KARRIERE

Verträge zwischen nahen Angehörigen

Besser schriftlich, auch wenn nicht zwingend erforderlich

 

Schriftform keine Erfordernis für Betriebsausgabenabzug

Nach einem aktuellen Beschluss des Bundesverfassungsgerichts ist bei Verträgen zwischen nahen Angehörigen eine schriftliche Vereinbarung für den steuerlichen Betriebsausgabenabzug nicht erforderlich. Bei einem Fremdvergleich dürfe nicht allein darauf abgestellt werden, dass die Beteiligten im Vorfeld keine schriftliche Vereinbarung getroffen hatten, sondern es hat vielmehr eine Gesamtbetrachtung aller maßgeblichen Umstände des jeweiligen Einzelfalls zu erfolgen.“

Allein der fehlende Abschluss eines schriftlichen Vertrags führt nicht zwingend dazu, dass Verträge zwischen nahen Angehörigen steuerlich nicht anzuerkennen sind.

Ein steuerliches Schriftformerfordernis gibt es grundsätzlich nicht.

Vermutung einer Vereinbarung nur aus Steuerersparnisgründen

Bei Verträgen unter nahen Angehörigen (z.
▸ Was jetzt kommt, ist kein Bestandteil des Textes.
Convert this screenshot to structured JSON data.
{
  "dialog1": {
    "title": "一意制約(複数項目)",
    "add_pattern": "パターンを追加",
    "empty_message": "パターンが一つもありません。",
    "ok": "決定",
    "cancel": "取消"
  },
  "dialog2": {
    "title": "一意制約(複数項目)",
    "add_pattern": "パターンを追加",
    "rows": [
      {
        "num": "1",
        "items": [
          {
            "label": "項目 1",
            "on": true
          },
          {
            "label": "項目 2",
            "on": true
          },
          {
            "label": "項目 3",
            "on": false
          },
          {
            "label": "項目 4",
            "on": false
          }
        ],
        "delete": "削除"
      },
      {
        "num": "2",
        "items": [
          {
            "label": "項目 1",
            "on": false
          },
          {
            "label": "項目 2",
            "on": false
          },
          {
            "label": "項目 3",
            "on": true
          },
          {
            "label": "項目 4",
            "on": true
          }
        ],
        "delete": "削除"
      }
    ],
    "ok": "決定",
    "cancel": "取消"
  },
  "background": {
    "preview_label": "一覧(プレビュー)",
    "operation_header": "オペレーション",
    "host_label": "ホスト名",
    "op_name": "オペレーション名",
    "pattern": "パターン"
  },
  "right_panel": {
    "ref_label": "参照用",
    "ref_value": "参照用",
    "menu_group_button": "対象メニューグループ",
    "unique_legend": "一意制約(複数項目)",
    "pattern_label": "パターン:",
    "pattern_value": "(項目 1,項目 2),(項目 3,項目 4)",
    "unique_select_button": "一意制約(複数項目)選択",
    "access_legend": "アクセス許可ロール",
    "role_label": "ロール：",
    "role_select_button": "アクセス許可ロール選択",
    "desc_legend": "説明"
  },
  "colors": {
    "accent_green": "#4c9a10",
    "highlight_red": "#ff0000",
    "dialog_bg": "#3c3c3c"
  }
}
B. Ehegatten) schauen die Finanzämter regelmäßig ganz genau hin. Denn während Vertragsgestaltungen zwischen fremden Dritten von Interessengegensätzen geprägt sind, fehlen diese in der Regel bei Verträgen zwischen nahen Angehörigen. Somit steht zumindest die Vermutung im Raum, dass die Vereinbarungen nur aus Steuerersparnisgründen geschlossen wurden.

Trotzdem ist ein schriftlicher Vertrag
aus Beweisgründen zu empfehlen
.

Praxistipp

Trotz der positiven Entscheidung des Bundesverfassungsgerichts sollten Verträge zwischen nahen Angehörigen aus Beweisgründen schriftlich abgeschlossen werden. Da die Vereinbarungen einem Fremdvergleich standhalten müssen, sollten Leistung und Gegenleistung eindeutig geregelt werden. Von besonderer Wichtigkeit ist, dass das Vereinbarte auch tatsächlich durchgeführt wird.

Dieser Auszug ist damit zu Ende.